Be that as it may, you can learn to do some mathemtaics which is related to chemistry. Determine both the mass and moles of C and H so that you can determine the mass and moles of O. The empirical formula is the simplest whole-number ratio of moles.

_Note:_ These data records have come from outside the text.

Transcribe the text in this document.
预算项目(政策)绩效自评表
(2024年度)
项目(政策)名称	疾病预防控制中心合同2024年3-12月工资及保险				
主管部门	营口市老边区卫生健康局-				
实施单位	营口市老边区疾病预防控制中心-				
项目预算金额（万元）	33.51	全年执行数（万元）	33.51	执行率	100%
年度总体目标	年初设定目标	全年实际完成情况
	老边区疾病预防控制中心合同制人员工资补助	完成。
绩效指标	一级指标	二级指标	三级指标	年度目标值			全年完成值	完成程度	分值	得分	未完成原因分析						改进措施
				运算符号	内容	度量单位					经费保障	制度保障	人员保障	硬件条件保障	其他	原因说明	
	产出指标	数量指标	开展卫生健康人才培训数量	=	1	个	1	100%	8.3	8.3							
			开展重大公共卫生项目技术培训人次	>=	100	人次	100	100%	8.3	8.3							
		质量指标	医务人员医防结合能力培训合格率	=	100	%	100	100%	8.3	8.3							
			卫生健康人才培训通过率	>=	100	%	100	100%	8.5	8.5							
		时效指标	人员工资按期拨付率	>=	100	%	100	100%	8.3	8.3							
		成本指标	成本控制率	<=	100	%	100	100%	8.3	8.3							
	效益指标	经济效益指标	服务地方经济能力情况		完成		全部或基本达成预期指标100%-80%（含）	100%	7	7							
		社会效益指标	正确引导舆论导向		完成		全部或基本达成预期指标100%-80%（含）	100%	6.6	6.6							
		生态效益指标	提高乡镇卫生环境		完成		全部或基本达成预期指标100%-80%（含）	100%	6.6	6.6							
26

CxHyOz(g) + O2(g) --> CO2(g) + H2O(g)
1.130g ......................... 1.064g ...0.3631g
1.064g CO2 x (1 mol CO2 / 44.0g CO2) x (1 mol C / 1 mol CO2) = 0.0242 mol C, and 0.290g C
0.3631g H2O x (1 mol H2O / 18.0g H2O) x (2 mol H / 1 mol H2O) = 0.0403 mol H, and 0.0407g H
1.130g CxHyOz - 0.290g C - 0.0407g H = 0.799g O, and 0.0500 mol O
C..... 0.0242 mol C / 0.0242 = 1 mol C ......... x 3 = 3 mol C
H .... 0.0403 mol H / 0.0242 = 1.67 mol H .... x 3 = 5 mol H
O .... 0.0500 mol O / 0.0242 = 2 mol O ......... x 3 = 6 mol O
Unless I've done something remarkably bad and its not jumping out at me, the empirical formula seems to be heavy on oxygen and not on your list. In fact, none of these formulas when used to calculate the mass of CO2 will produce a mass of 1.064g. The masses of CO2 are are all in the range of 2.0g to 3.3g
1.130g C7H6O2 x (1 mol C7H6O2 / 122.0g C7H6O2) x (7 mol CO2 / 1 mol C7H6O2) x (44.0g CO2 / 1 mol CO2) = 2.852g CO2
1.130g C2H3O x (1 mol C2H3O / 43.0g C2H3O) x (2 mol CO2 / 1 mol C2H3O) x (44.0g CO2 / 1 mol CO2) = 2.313g CO2
1.130g C3H5O2 x (1 mol C3H5O2 / 73.0g C3H5O2) x (3 mol CO2 / 1 mol C3H5O2) x (44.0g CO2 / 1 mol CO2) = 2.043g CO2
1.130g C4H6O x (1 mol C4H6O / 60.0g C4H6O) x (4 mol CO2 / 1 mol C4H6O) x (44.0g CO2 / 1 mol CO2) = 3.315g CO2
1.130g C5H6O2 x (1 mol C5H6O2 / 98.0g C5H6O2) x (5 mol CO2 / 1 mol C5H6O2) x (44.0g CO2 / 1 mol CO2) = 2.537g CO2
Your question writer needs to go back to the drawing board.